Now I am having trouble verifying the convergence to zero. I found that, noting that with $Z_i:=uY_i-\phi(u)$ we can write $\ln M_n(u)$ as the $n$-th partial sum of the $Z_i$'s. Noting the independence of the $Z_i$'s and that $EZ_i=EuY_i-\phi(u)\lt 0$ by Jensen, we have, by the law of large numbers, almost sure convergence of $\ln M_n(u)/n$ to $EZ_1\lt 0$. Now I feel like that this should enable me to show that the $M_n(u)$ must converge to zero, but I can not see how. Any help would be very much appreciated.

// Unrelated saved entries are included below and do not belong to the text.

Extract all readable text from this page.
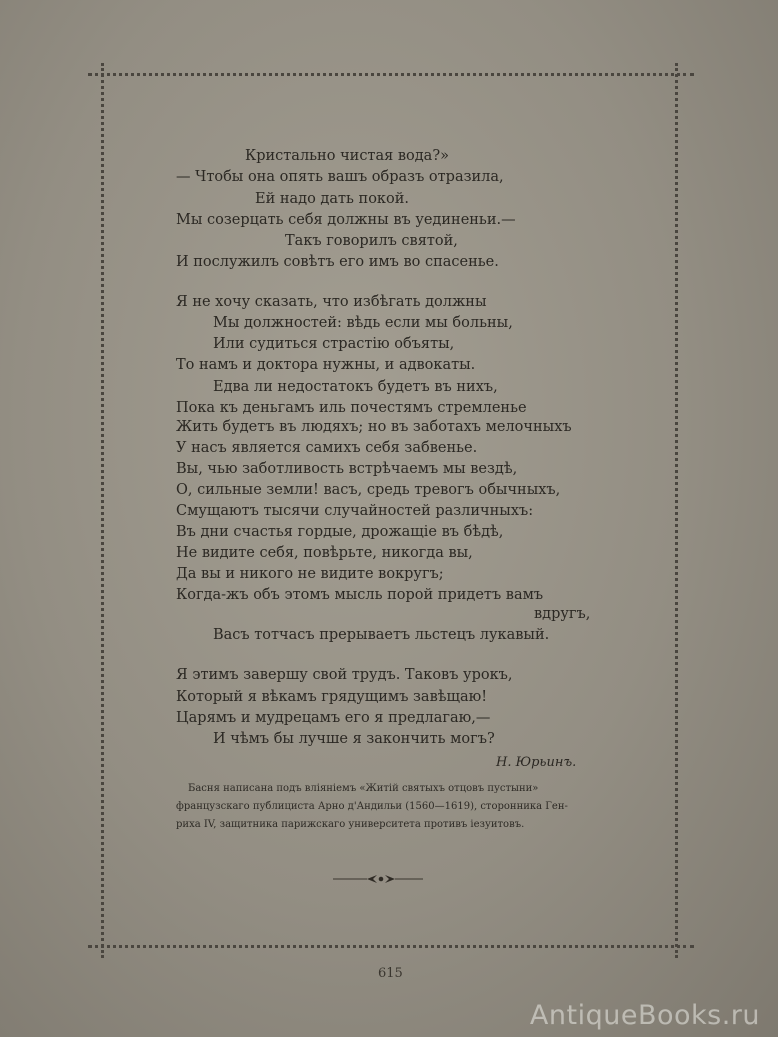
Кристально чистая вода?»
— Чтобы она опять вашъ образъ отразила,
Ей надо дать покой.
Мы созерцать себя должны въ уединеньи.—
Такъ говорилъ святой,
И послужилъ совѣтъ его имъ во спасенье.
Я не хочу сказать, что избѣгать должны
Мы должностей: вѣдь если мы больны,
Или судиться страстію объяты,
То намъ и доктора нужны, и адвокаты.
Едва ли недостатокъ будетъ въ нихъ,
Пока къ деньгамъ иль почестямъ стремленье
Жить будетъ въ людяхъ; но въ заботахъ мелочныхъ
У насъ является самихъ себя забвенье.
Вы, чью заботливость встрѣчаемъ мы вездѣ,
О, сильные земли! васъ, средь тревогъ обычныхъ,
Смущаютъ тысячи случайностей различныхъ:
Въ дни счастья гордые, дрожащіе въ бѣдѣ,
Не видите себя, повѣрьте, никогда вы,
Да вы и никого не видите вокругъ;
Когда-жъ объ этомъ мысль порой придетъ вамъ
вдругъ,
Васъ тотчасъ прерываетъ льстецъ лукавый.
Я этимъ завершу свой трудъ. Таковъ урокъ,
Который я вѣкамъ грядущимъ завѣщаю!
Царямъ и мудрецамъ его я предлагаю,—
И чѣмъ бы лучше я закончить могъ?
Н. Юрьинъ.
Басня написана подъ вліяніемъ «Житій святыхъ отцовъ пустыни»
французскаго публициста Арно д'Андильи (1560—1619), сторонника Ген-
риха IV, защитника парижскаго университета противъ іезуитовъ.
615
AntiqueBooks.ru
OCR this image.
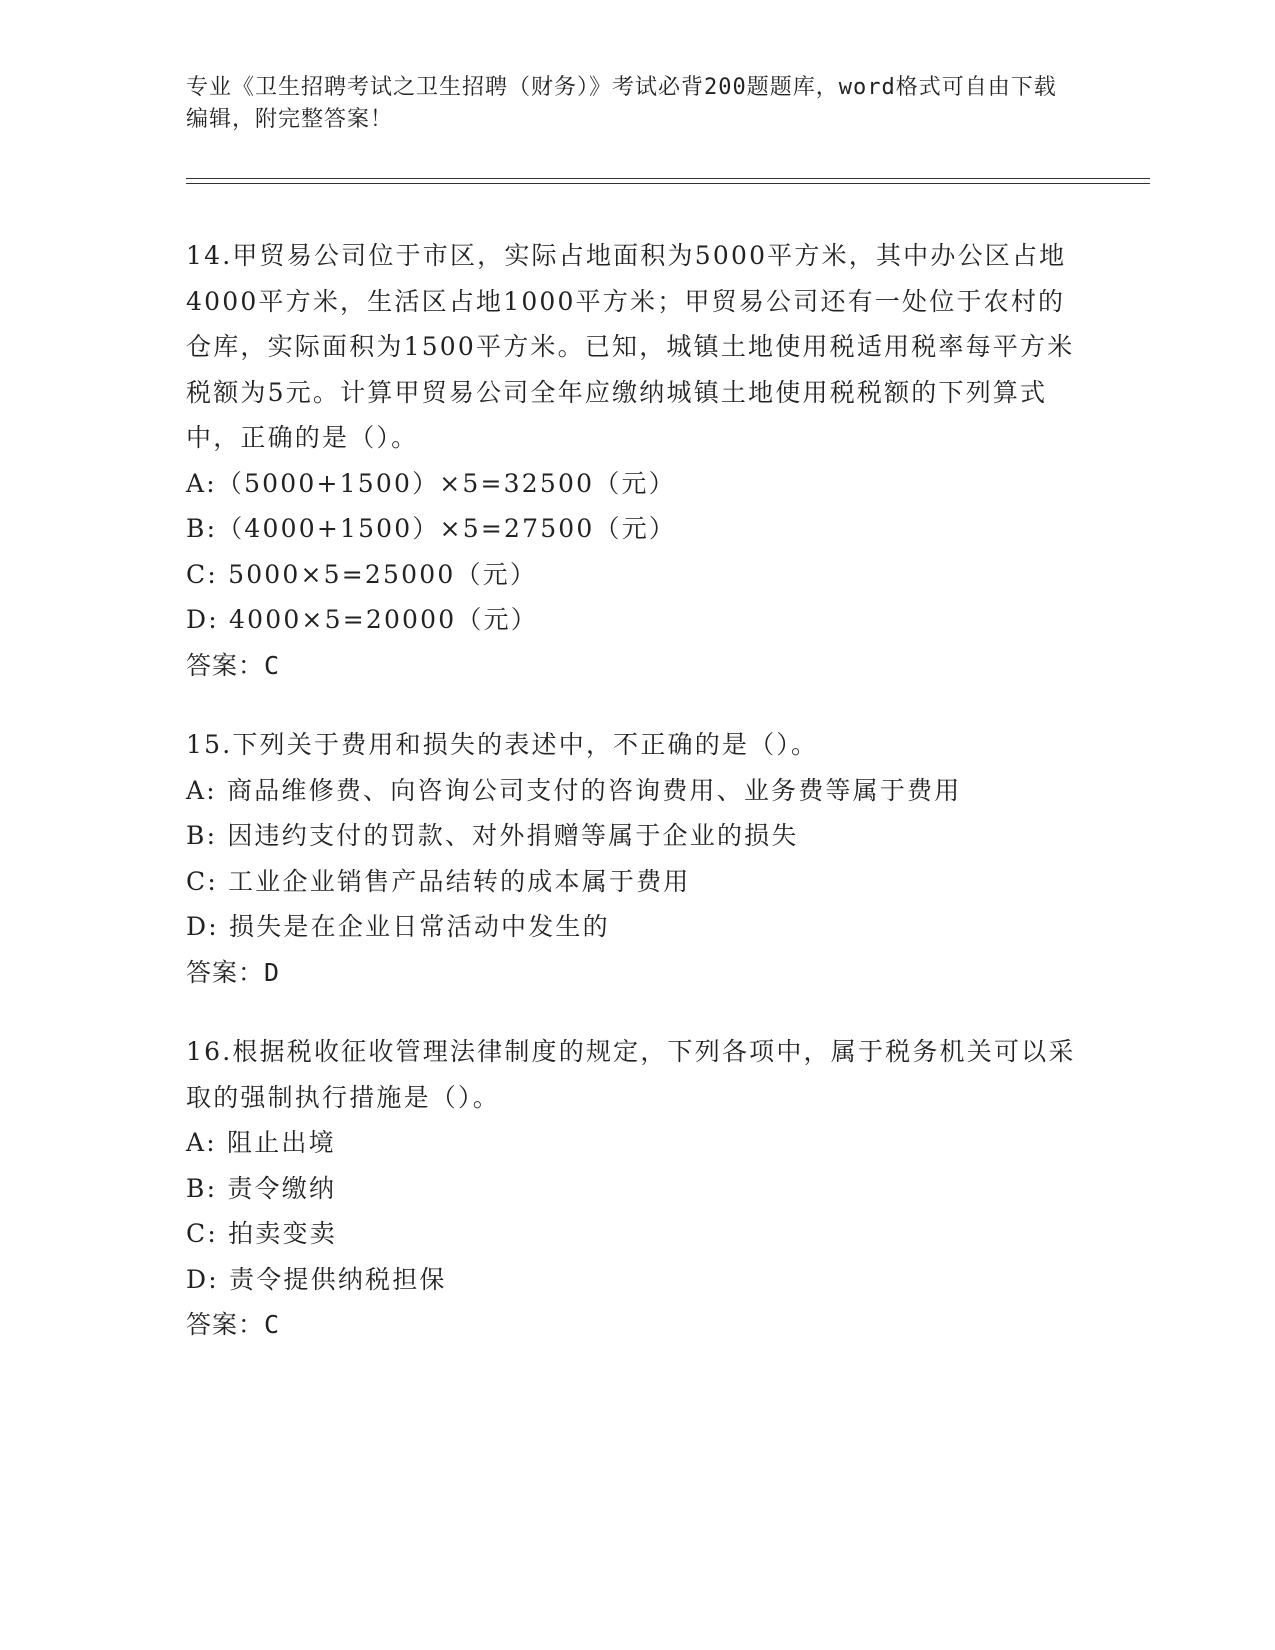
专业《卫生招聘考试之卫生招聘（财务）》考试必背200题题库，word格式可自由下载编辑，附完整答案！
14.甲贸易公司位于市区，实际占地面积为5000平方米，其中办公区占地4000平方米，生活区占地1000平方米；甲贸易公司还有一处位于农村的仓库，实际面积为1500平方米。已知，城镇土地使用税适用税率每平方米税额为5元。计算甲贸易公司全年应缴纳城镇土地使用税税额的下列算式中，正确的是（）。
A:（5000+1500）×5=32500（元）
B:（4000+1500）×5=27500（元）
C: 5000×5=25000（元）
D: 4000×5=20000（元）
答案：C
15.下列关于费用和损失的表述中，不正确的是（）。
A: 商品维修费、向咨询公司支付的咨询费用、业务费等属于费用
B: 因违约支付的罚款、对外捐赠等属于企业的损失
C: 工业企业销售产品结转的成本属于费用
D: 损失是在企业日常活动中发生的
答案：D
16.根据税收征收管理法律制度的规定，下列各项中，属于税务机关可以采取的强制执行措施是（）。
A: 阻止出境
B: 责令缴纳
C: 拍卖变卖
D: 责令提供纳税担保
答案：C
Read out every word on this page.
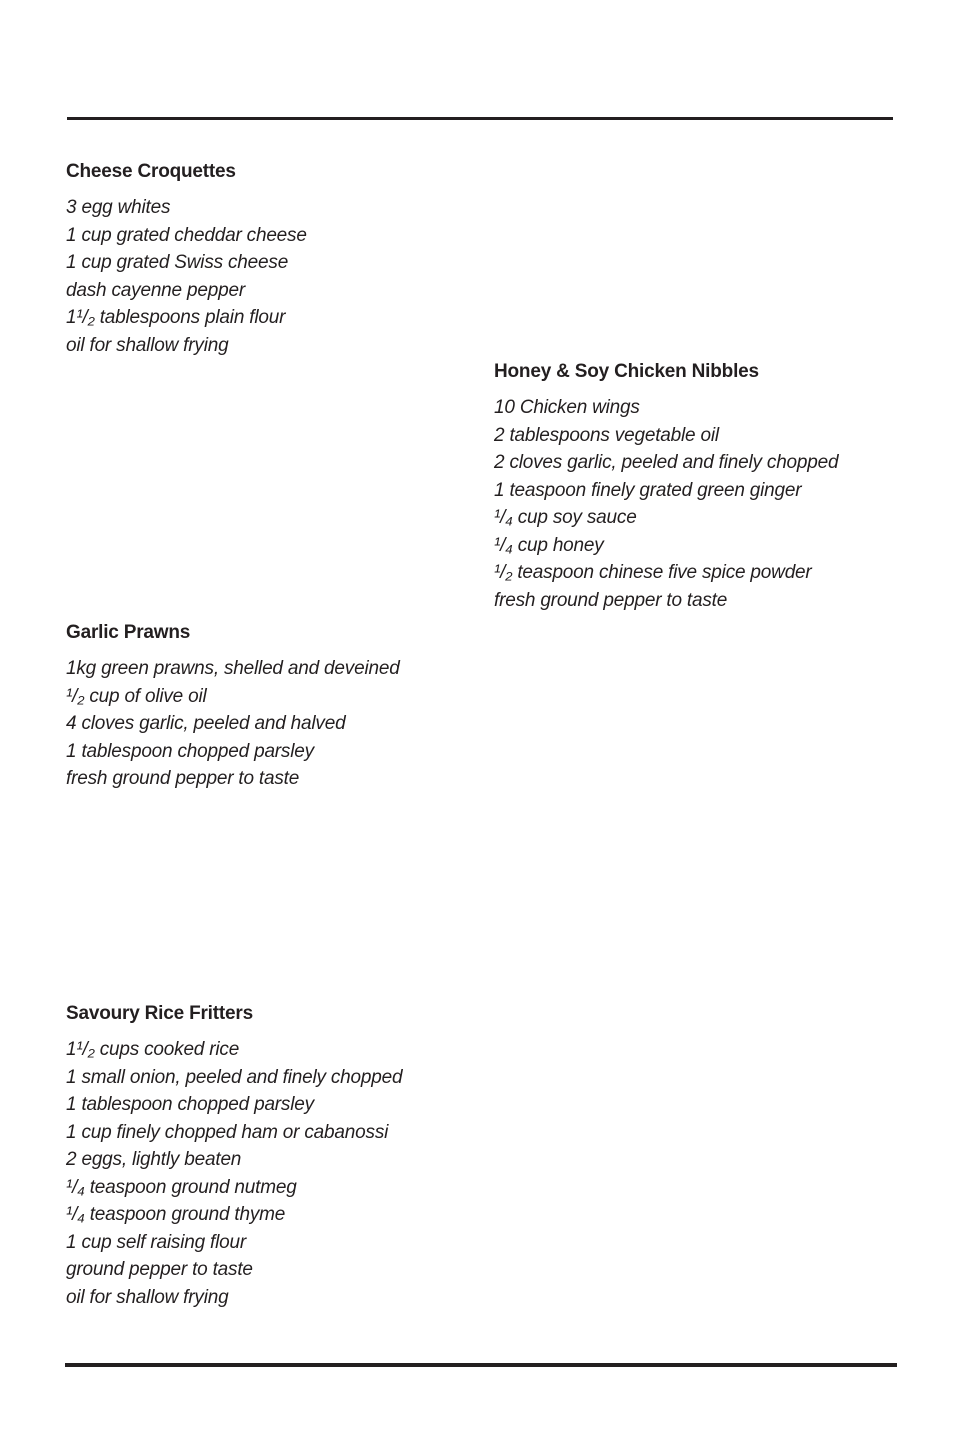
Cheese Croquettes
3 egg whites
1 cup grated cheddar cheese
1 cup grated Swiss cheese
dash cayenne pepper
1¹/₂ tablespoons plain flour
oil for shallow frying
Honey & Soy Chicken Nibbles
10 Chicken wings
2 tablespoons vegetable oil
2 cloves garlic, peeled and finely chopped
1 teaspoon finely grated green ginger
¹/₄ cup soy sauce
¹/₄ cup honey
¹/₂ teaspoon chinese five spice powder
fresh ground pepper to taste
Garlic Prawns
1kg green prawns, shelled and deveined
¹/₂ cup of olive oil
4 cloves garlic, peeled and halved
1 tablespoon chopped parsley
fresh ground pepper to taste
Savoury Rice Fritters
1¹/₂ cups cooked rice
1 small onion, peeled and finely chopped
1 tablespoon chopped parsley
1 cup finely chopped ham or cabanossi
2 eggs, lightly beaten
¹/₄ teaspoon ground nutmeg
¹/₄ teaspoon ground thyme
1 cup self raising flour
ground pepper to taste
oil for shallow frying
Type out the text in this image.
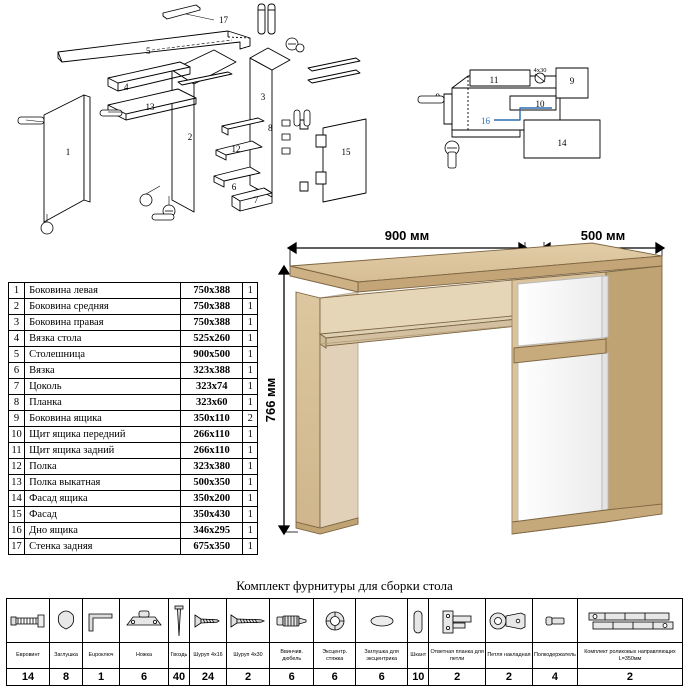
1
2
3
4
13
8
12
6
7
15
17
5
11	9
10
16
14
4x30
1	Боковина левая	750x388	1
2	Боковина средняя	750x388	1
3	Боковина правая	750x388	1
4	Вязка стола	525x260	1
5	Столешница	900x500	1
6	Вязка	323x388	1
7	Цоколь	323x74	1
8	Планка	323x60	1
9	Боковина ящика	350x110	2
10	Щит ящика передний	266x110	1
11	Щит ящика задний	266x110	1
12	Полка	323x380	1
13	Полка выкатная	500x350	1
14	Фасад ящика	350x200	1
15	Фасад	350x430	1
16	Дно ящика	346x295	1
17	Стенка задняя	675x350	1
900 мм	500 мм
766 мм
Комплект фурнитуры для сборки стола

Евровинт	Заглушка	Euроключ	Ножка	Гвоздь	Шуруп 4x16	Шуруп 4x30	Ввинчив. дюбель	Эксцентр. стяжка	Заглушка для эксцентрика	Шкант	Ответная планка для петли	Петля накладная	Полкодержатель	Комплект роликовых направляющих L=350мм
14	8	1	6	40	24	2	6	6	6	10	2	2	4	2
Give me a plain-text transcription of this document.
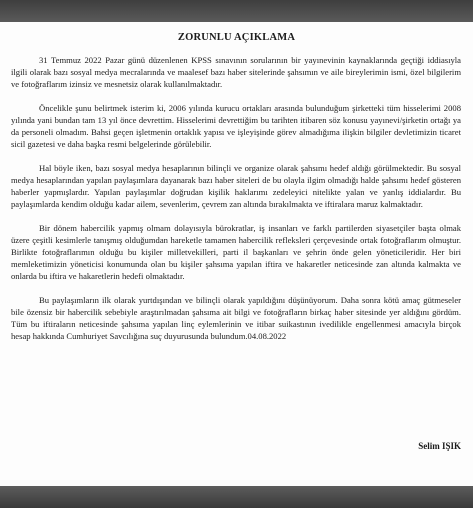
ZORUNLU AÇIKLAMA

31 Temmuz 2022 Pazar günü düzenlenen KPSS sınavının sorularının bir yayınevinin kaynaklarında geçtiği iddiasıyla ilgili olarak bazı sosyal medya mecralarında ve maalesef bazı haber sitelerinde şahsımın ve aile bireylerimin ismi, özel bilgilerim ve fotoğraflarım izinsiz ve mesnetsiz olarak kullanılmaktadır.

Öncelikle şunu belirtmek isterim ki, 2006 yılında kurucu ortakları arasında bulunduğum şirketteki tüm hisselerimi 2008 yılında yani bundan tam 13 yıl önce devrettim. Hisselerimi devrettiğim bu tarihten itibaren söz konusu yayınevi/şirketin ortağı ya da personeli olmadım. Bahsi geçen işletmenin ortaklık yapısı ve işleyişinde görev almadığıma ilişkin bilgiler devletimizin ticaret sicil gazetesi ve daha başka resmi belgelerinde görülebilir.

Hal böyle iken, bazı sosyal medya hesaplarının bilinçli ve organize olarak şahsımı hedef aldığı görülmektedir. Bu sosyal medya hesaplarından yapılan paylaşımlara dayanarak bazı haber siteleri de bu olayla ilgim olmadığı halde şahsımı hedef gösteren haberler yapmışlardır. Yapılan paylaşımlar doğrudan kişilik haklarımı zedeleyici nitelikte yalan ve yanlış iddialardır. Bu paylaşımlarda kendim olduğu kadar ailem, sevenlerim, çevrem zan altında bırakılmakta ve iftiralara maruz kalmaktadır.

Bir dönem habercilik yapmış olmam dolayısıyla bürokratlar, iş insanları ve farklı partilerden siyasetçiler başta olmak üzere çeşitli kesimlerle tanışmış olduğumdan hareketle tamamen habercilik refleksleri çerçevesinde ortak fotoğraflarım olmuştur. Birlikte fotoğraflarımın olduğu bu kişiler milletvekilleri, parti il başkanları ve şehrin önde gelen yöneticileridir. Her biri memleketimizin yöneticisi konumunda olan bu kişiler şahsıma yapılan iftira ve hakaretler neticesinde zan altında kalmakta ve onlarda bu iftira ve hakaretlerin hedefi olmaktadır.

Bu paylaşımların ilk olarak yurtdışından ve bilinçli olarak yapıldığını düşünüyorum. Daha sonra kötü amaç gütmeseler bile özensiz bir habercilik sebebiyle araştırılmadan şahsıma ait bilgi ve fotoğrafların birkaç haber sitesinde yer aldığını gördüm. Tüm bu iftiraların neticesinde şahsıma yapılan linç eylemlerinin ve itibar suikastının ivedilikle engellenmesi amacıyla birçok hesap hakkında Cumhuriyet Savcılığına suç duyurusunda bulundum.04.08.2022

Selim IŞIK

Jensen is the right tack, but apply it to the exponential, not the exponent: The limit $M_\infty(u)$ is a.s. equal to $\exp(uX_1-\phi(u))\cdot M'_\infty(u)$, where $M'_\infty(u):=\lim_n \exp((X_n-X_1)-(n-1)\phi(u))$, and the two factors are independent. Take square roots and then expectations. Either $\Bbb E[\sqrt{M_\infty(u)}]=0$ (in which case you are done) or $\Bbb E[\sqrt{\exp(uX_1-\phi(u)}]=1$. This latter equality would violate the strict concavity of the square root function unless $X_1$ were degenerate, which you have assumed it not to be.